Among the acknowledgments in Boris Dralyuk’s My Hollywood and Other Poems (Paul Dry Books, 2022) I noticed the name Oscar Mandel. Could this be the author of The Book of Elaborations (New Directions, 1985)? These essays are old favorites, blurbed on the cover by Guy Davenport, which is the reason I bought the book thirty-seven years ago. When I reviewed Guy Davenport and James Laughlin: Selected Letters in 2007 for the Philadelphia Inquirer, I discovered this in a 1984 letter from Davenport to the founding publisher of New Directions:
“O nobody
knows Oscar Mandel. He writes scholarship as well as anybody (except that he
writes it humanly, with jokes and brassy opinions); he writes poems that remind
me of yours (poetry as a civilized skill rather than a wind from the infinite
and the absolute); and he writes some of the best prose in the Republic.”
Later I read
Mandel’s The Cheerfulness of Dutch Art: A
Rescue Operation, published in 1996 by Davaco, a Dutch publisher. It’s
another book no one else seems to have read. Boris confirmed his Oscar Mandel is
mine. He’s ninety-five years old and a professor emeritus of literature from
the California Institute of Technology. Boris supplied me with an email
address, I wrote and Oscar replied:
“This was a
most pleasant surprise! You must tell me more, much more, about yourself, since
I don't suppose that doing a blog exhausts your life.”
And this: “I
never met Mr. Davenport, but I have his postcards about my work, and also one
or two long hand-written letters concerning the Book of Elaborations by Laughlin himself. They were all very
enthusiastic about the BoE at New
Directions but it flopped anyway. As is true of everything I’ve published
since. I’m amazed that someone has actually read my little book on Dutch art,
which had been rejected by every American publisher of Art History.”
We’ve
exchanged more notes, filling in some of the blanks in our respective histories. He
was born in Antwerp, Belgium in 1926, fled with his family from the Germans in
1940 and settled in the United States.

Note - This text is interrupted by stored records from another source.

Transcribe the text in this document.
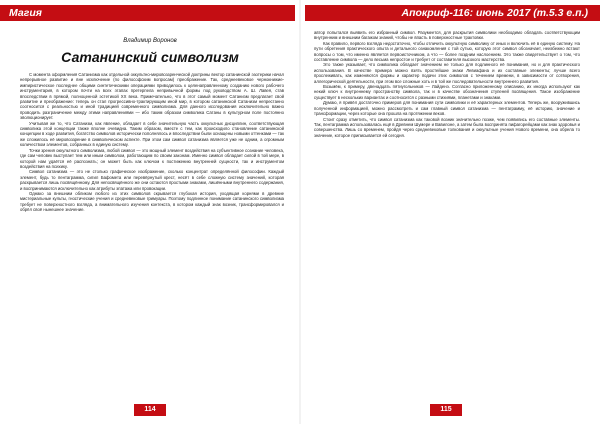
Магия	Апокриф-116: июнь 2017 (т.5.3 е.п.)
Владимир Воронов
Сатанинский символизм

С момента оформления Сатанизма как отдельной оккультно-мировоззренческой доктрины вектор сатанинской эзотерики начал непрерывное развитие и вне исключение (по философским вопросам) преображение. Так, среднеевековое чернокнижие-импиристическое последнее общими синтетическими операциями приводилось к целенаправленному созданию нового рабочего инструментария, в котором почти на всех этапах претерпела непривычной формы под руководством А. Ш. Лавея, став впоследствии в прямой, полноценной эстетикой XX века. Примечательно, что в этот самый момент Сатанизм предлагает свой развитие и преображение: теперь он стал прогрессивно-трактирующим иной мир, в котором сатанинской Сатанизм непрестанно соотносится с реальностью и иной традицией современного символизма. Для данного исследования исключительно важно проводить разграничение между этими направлениями — ибо таким образом символика Сатаны в культурном поле постоянно эволюционирует.

Учитывая же то, что Сатанизм, как явление, обладает в себе значительную часть оккультных дисциплин, соответствующая символика этой концепции также вполне очевидна. Таким образом, вместе с тем, как происходило становление сатанинской концепции в ходе развития, богатство символов исторически пополнялось и впоследствии были оснащены новыми оттенками — так же сложилось её мировоззрение в символическом аспекте. При этом сам символ сатанизма является уже не одним, а огромным количеством элементов, собранных в единую систему.

Точки зрения оккультного символизма, любой символ — это мощный элемент воздействия на субъективное сознание человека, где сам человек выступает тем или иным символом, работающим по своим законам. Именно символ обладает силой в той мере, в которой нам удаётся её распознать; он может быть как ключом к постижению внутренней сущности, так и инструментом воздействия на психику.

Символ сатанизма — это не столько графическое изображение, сколько концентрат определённой философии. Каждый элемент, будь то пентаграмма, сигил Бафомета или перевёрнутый крест, несёт в себе сложную систему значений, которая раскрывается лишь посвящённому. Для непосвящённого же они остаются простыми знаками, лишёнными внутреннего содержания, и воспринимаются исключительно как атрибуты эпатажа или провокации.

Однако за внешним обликом любого из этих символов скрывается глубокая история, уходящая корнями в древние мистериальные культы, гностические учения и средневековые гримуары. Поэтому подлинное понимание сатанинского символизма требует не поверхностного взгляда, а внимательного изучения контекста, в котором каждый знак возник, трансформировался и обрёл своё нынешнее значение.

114

автор попытался выявить его избранный символ. Разумеется, для раскрытия символики необходимо обладать соответствующим внутренним и внешним багажом знаний, чтобы не впасть в поверхностные трактовки.

Как правило, первого взгляда недостаточно, чтобы отличить оккультную символику от иных и включить её в единую систему. На пути обретения практического опыта и детального ознакомления с той сутью, которую этот символ обозначает, неизбежно встают вопросы о том, что именно является первоисточником, а что — более поздним наслоением. Это также свидетельствует о том, что составление символа — дело весьма непростое и требует от составителя высокого мастерства.

Это также указывает, что символика обладает значением не только для подлинного её понимания, но и для практического использования. В качестве примера можно взять простейшие знаки Левиафана и их составные элементы; лучше всего прослеживать, как изменяются формы и характер подачи этих символов с течением времени, в зависимости от сотворения, аллегорической деятельности, при этом все сложные хоть и в той же последовательности внутреннего развития.

Возьмём, к примеру, двенадцать пятиугольников — Лайденэ. Согласно приложенному описанию, их иногда используют как некий ключ к внутреннему пространству символа, так и в качестве обозначения ступеней посвящения. Такое изображение существует в нескольких вариантах и соотносится с разными стихиями, планетами и знаками.

Думаю, я привёл достаточно примеров для понимания сути символики и её характерных элементов. Теперь же, вооружившись полученной информацией, можно рассмотреть и сам главный символ сатанизма — пентаграмму, её историю, значение и трансформации, через которые она прошла на протяжении веков.

Стоит сразу отметить, что символ сатанизма как таковой возник значительно позже, чем появились его составные элементы. Так, пентаграмма использовалась ещё в Древнем Шумере и Вавилоне, а затем была воспринята пифагорейцами как знак здоровья и совершенства. Лишь со временем, пройдя через средневековые толкования и оккультные учения Нового времени, она обрела то значение, которое приписывается ей сегодня.

115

He describes himself as “in good health,
with clear wits and as busy as ever.” Oscar has sent me a copy of his Otherwise Poems (Prospect Park Books,
2015), which he signs “with high greetings.” It collects more than sixty years’
worth of his poems. This is from the book’s foreword:
“. . . I
have always hoped to be intelligible to the intelligent; a hope nourished by
the cheerful expectation that admirable poems that speak and sing nakedly will
continue to live at peace alongside those others, dominant today, in which
fragments of speech, private allusions, enigmatic gaps, mysterious collages,
pregnant spaces between words or lines and other cunning operations bring about
their own wonderful results, but which mask the limpid thought-filled
intelligibility.”
Mandel’s poems
come in assorted forms and tones. Some of them may or may not be light verse.
The fifth section, “Tenebrae,” comes with a note: “Many of these poems of old
age and extinction were written long before senescence set in. The young often
feel old; the old seldom feel young.” Here is “One Day, After Lunch”:
“Coming
downstairs
I saw that
my wife, before driving to her yoga,
had sweetly
left lunch on the counter for me.
There was a
bit of fish left over from last night,
not bad if
not exciting, the dwarf tomatoes
that made a
near-bruschetta on my bread,
and
radishes, because she knows I like them
with my toast
and butter. The Pavoni, recently repaired,
made me a
nice espresso, not far beneath
the famous
coffee from the Tazza d’Oro.
Done, I stretched
on the sofa in the den
for my
customary doze, and here I slid,
snug, into
my death: no doctors, no hospitals.
“I had my
wish.”
3 comments:
Many thanks for this rediscovery. I'm sure the librarians nearest your closest readers will be receiving inter-library-loan requests soon.
Three cheers for interlibrary loans, a relatively recent addition to the many library services. My local public library provides this free service and has never failed to find any book I requested, either from another public library or from a far flung university library. Some years ago, I mentioned to Patrick Kurp in an email that a book he recommended was selling for more than $100 on the used book market; however, I was able to get it via interlibrary loan from the public library. One expects this sort of service from university libraries, but it is a welcome service from free public libraries.
Long live Oscar Mandel and his revolutionary aesthetic that poetry should be intelligible to the intelligent!